Par delà les genres supposés, on en revient finalement toujours à une question d’écriture. La production réflexive des géographes, à quelques exceptions récentes, est marquée par le souci de ne pas rebuter un lectorat que l’on suppose d’emblée réticent aux jargons et peu au fait des développements théoriques. Le pédagogue perce toujours sous l’armure du théoricien. « Faut-il s’en plaindre ? », pourra-t-on objecter ?

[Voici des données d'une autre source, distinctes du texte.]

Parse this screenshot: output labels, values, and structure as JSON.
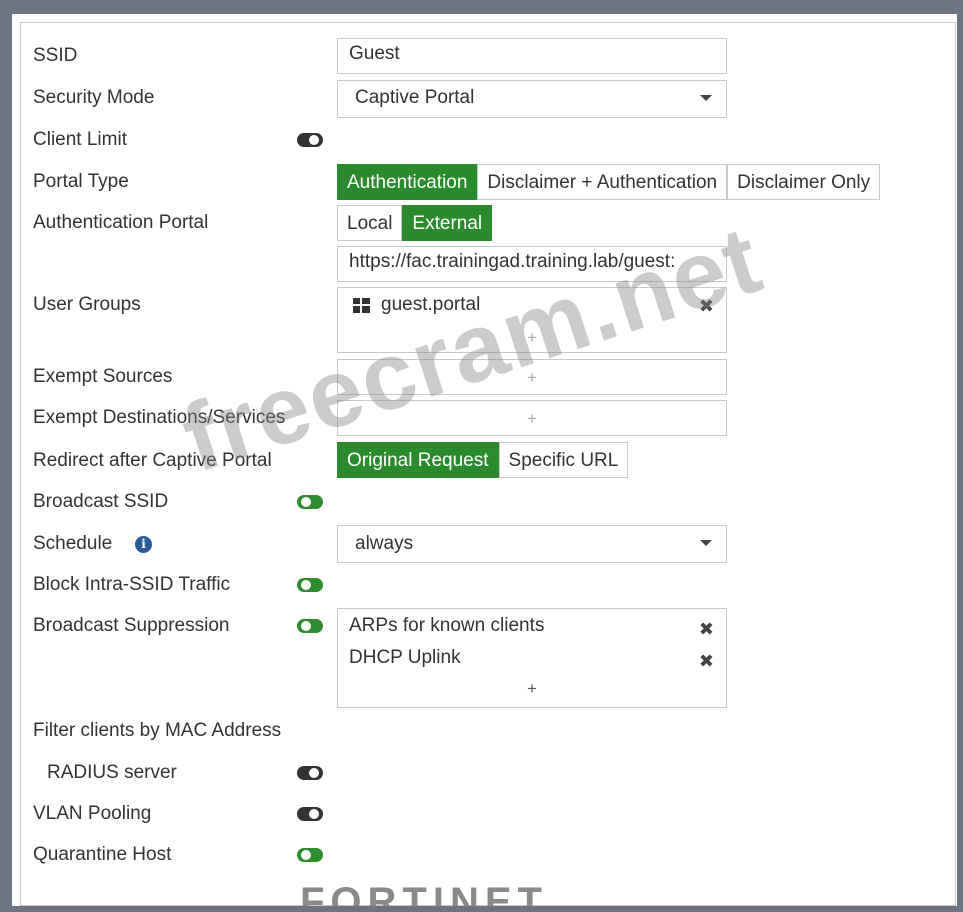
{
  "labels": {
    "ssid": "SSID",
    "security_mode": "Security Mode",
    "client_limit": "Client Limit",
    "portal_type": "Portal Type",
    "authentication_portal": "Authentication Portal",
    "user_groups": "User Groups",
    "exempt_sources": "Exempt Sources",
    "exempt_destinations": "Exempt Destinations/Services",
    "redirect_after": "Redirect after Captive Portal",
    "broadcast_ssid": "Broadcast SSID",
    "schedule": "Schedule",
    "block_intra_ssid": "Block Intra-SSID Traffic",
    "broadcast_suppression": "Broadcast Suppression",
    "filter_clients": "Filter clients by MAC Address",
    "radius_server": "RADIUS server",
    "vlan_pooling": "VLAN Pooling",
    "quarantine_host": "Quarantine Host"
  },
  "values": {
    "ssid": "Guest",
    "security_mode": "Captive Portal",
    "portal_url": "https://fac.trainingad.training.lab/guest:",
    "schedule": "always"
  },
  "portal_type_options": [
    "Authentication",
    "Disclaimer + Authentication",
    "Disclaimer Only"
  ],
  "auth_portal_options": [
    "Local",
    "External"
  ],
  "redirect_options": [
    "Original Request",
    "Specific URL"
  ],
  "user_groups": [
    "guest.portal"
  ],
  "broadcast_suppression": [
    "ARPs for known clients",
    "DHCP Uplink"
  ],
  "toggles": {
    "client_limit": "off",
    "broadcast_ssid": "on",
    "block_intra_ssid": "on",
    "broadcast_suppression": "on",
    "radius_server": "off",
    "vlan_pooling": "off",
    "quarantine_host": "on"
  },
  "icons": {
    "add": "+",
    "remove": "✖",
    "info": "i"
  },
  "colors": {
    "accent_green": "#2b8a2b",
    "info_blue": "#2a5c9a"
  },
  "watermark": "freecram.net",
  "logo": "FORTINET"
}
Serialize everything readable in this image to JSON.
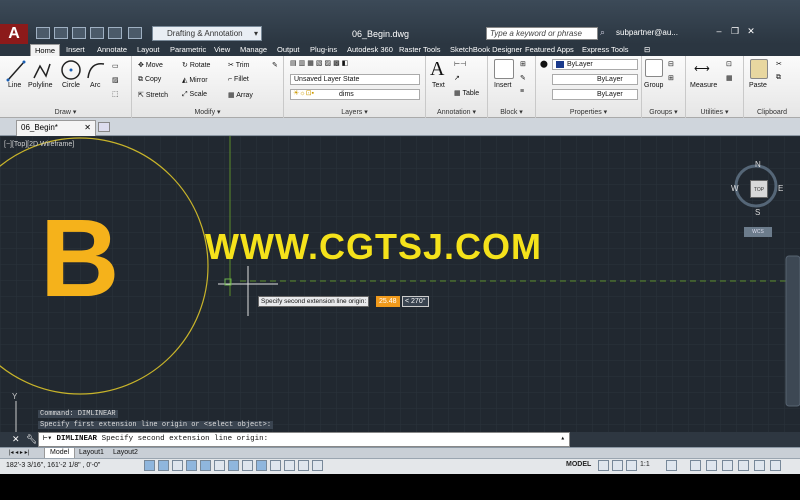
{
  "app": {
    "logo": "A",
    "document_title": "06_Begin.dwg"
  },
  "quick_access": {
    "workspace": "Drafting & Annotation",
    "search_placeholder": "Type a keyword or phrase",
    "user": "subpartner@au..."
  },
  "ribbon_tabs": [
    "Home",
    "Insert",
    "Annotate",
    "Layout",
    "Parametric",
    "View",
    "Manage",
    "Output",
    "Plug-ins",
    "Autodesk 360",
    "Raster Tools",
    "SketchBook Designer",
    "Featured Apps",
    "Express Tools"
  ],
  "active_tab": "Home",
  "panels": {
    "draw": {
      "title": "Draw ▾",
      "tools": [
        "Line",
        "Polyline",
        "Circle",
        "Arc"
      ]
    },
    "modify": {
      "title": "Modify ▾",
      "tools": [
        "Move",
        "Rotate",
        "Trim",
        "Copy",
        "Mirror",
        "Fillet",
        "Stretch",
        "Scale",
        "Array"
      ]
    },
    "layers": {
      "title": "Layers ▾",
      "layer_state": "Unsaved Layer State",
      "current_layer": "dims"
    },
    "annotation": {
      "title": "Annotation ▾",
      "text": "Text",
      "table": "Table"
    },
    "block": {
      "title": "Block ▾",
      "insert": "Insert"
    },
    "properties": {
      "title": "Properties ▾",
      "color": "ByLayer",
      "linetype": "ByLayer",
      "lineweight": "ByLayer"
    },
    "groups": {
      "title": "Groups ▾",
      "group": "Group"
    },
    "utilities": {
      "title": "Utilities ▾",
      "measure": "Measure"
    },
    "clipboard": {
      "title": "Clipboard",
      "paste": "Paste"
    }
  },
  "document_tab": "06_Begin*",
  "viewport": {
    "label": "[−][Top][2D Wireframe]",
    "watermark": "WWW.CGTSJ.COM",
    "drawn_letter": "B",
    "prompt_tooltip": "Specify second extension line origin:",
    "distance_input": "25.48",
    "angle_input": "< 270°",
    "compass": {
      "N": "N",
      "S": "S",
      "E": "E",
      "W": "W",
      "cube": "TOP",
      "wcs": "WCS"
    },
    "ucs_label": "Y"
  },
  "command_history": [
    "Command: DIMLINEAR",
    "Specify first extension line origin or <select object>:"
  ],
  "command_line": {
    "command": "DIMLINEAR",
    "prompt": "Specify second extension line origin:"
  },
  "layout_tabs": [
    "Model",
    "Layout1",
    "Layout2"
  ],
  "status": {
    "coords": "182'-3 3/16\", 161'-2 1/8\" , 0'-0\"",
    "model": "MODEL",
    "scale": "1:1"
  },
  "colors": {
    "canvas": "#212830",
    "accent": "#f5b21b",
    "watermark": "#f5e21b",
    "circle": "#c8b42a"
  }
}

Pendant de nombreuses décennies, et au moins jusque dans les années 1980, une des convictions les mieux partagées a voulu que l’introspection disciplinaire fût un privilège exclusif de l’expérience, sinon de l’âge. Au terme d’une riche carrière, au soir de sa vie, le géographe avait tout loisir de méditer sur l’essence de sa science et sur sa sagesse profonde, afin de communiquer aux nouvelles générations le fruit de son expérience. Les exemples donnés par Maximilien Sorre, Henri Baulig ou André Meynier ont largement accrédité cette image d’Épinal. Cette position, largement explicite mais rarement discutée, avait un sous-jacent inductif et légitimiste : une telle expérience rétrospective ne pouvait pas, ne voulait pas, sauf cas exceptionnel, déboucher sur une remise en cause de la science « normale » ; et elle reposait sur une sédimentation de pratiques et de réflexions dont la généralisation en « principes » ne pouvait être opérée qu’à posteriori. Par ailleurs, il s’agissait d’une entreprise à tout le moins endogène et pointilliste : endogène, ou « internaliste », parce que insoucieuse de se situer par rapport aux discours dominants sur la science — quand bien même elle s’y référait implicitement, voire même explicitement ; pointilliste de par une énonciation en touches successives ou esquisses, sans intention de produire un système théorique de la géographie. Enfin, il ne pouvait être question d’y ressourcer une langue stratifiée par des décennies de pratique et vouant à l’interdit les néologismes et autres méfaits de la langue jargonnante.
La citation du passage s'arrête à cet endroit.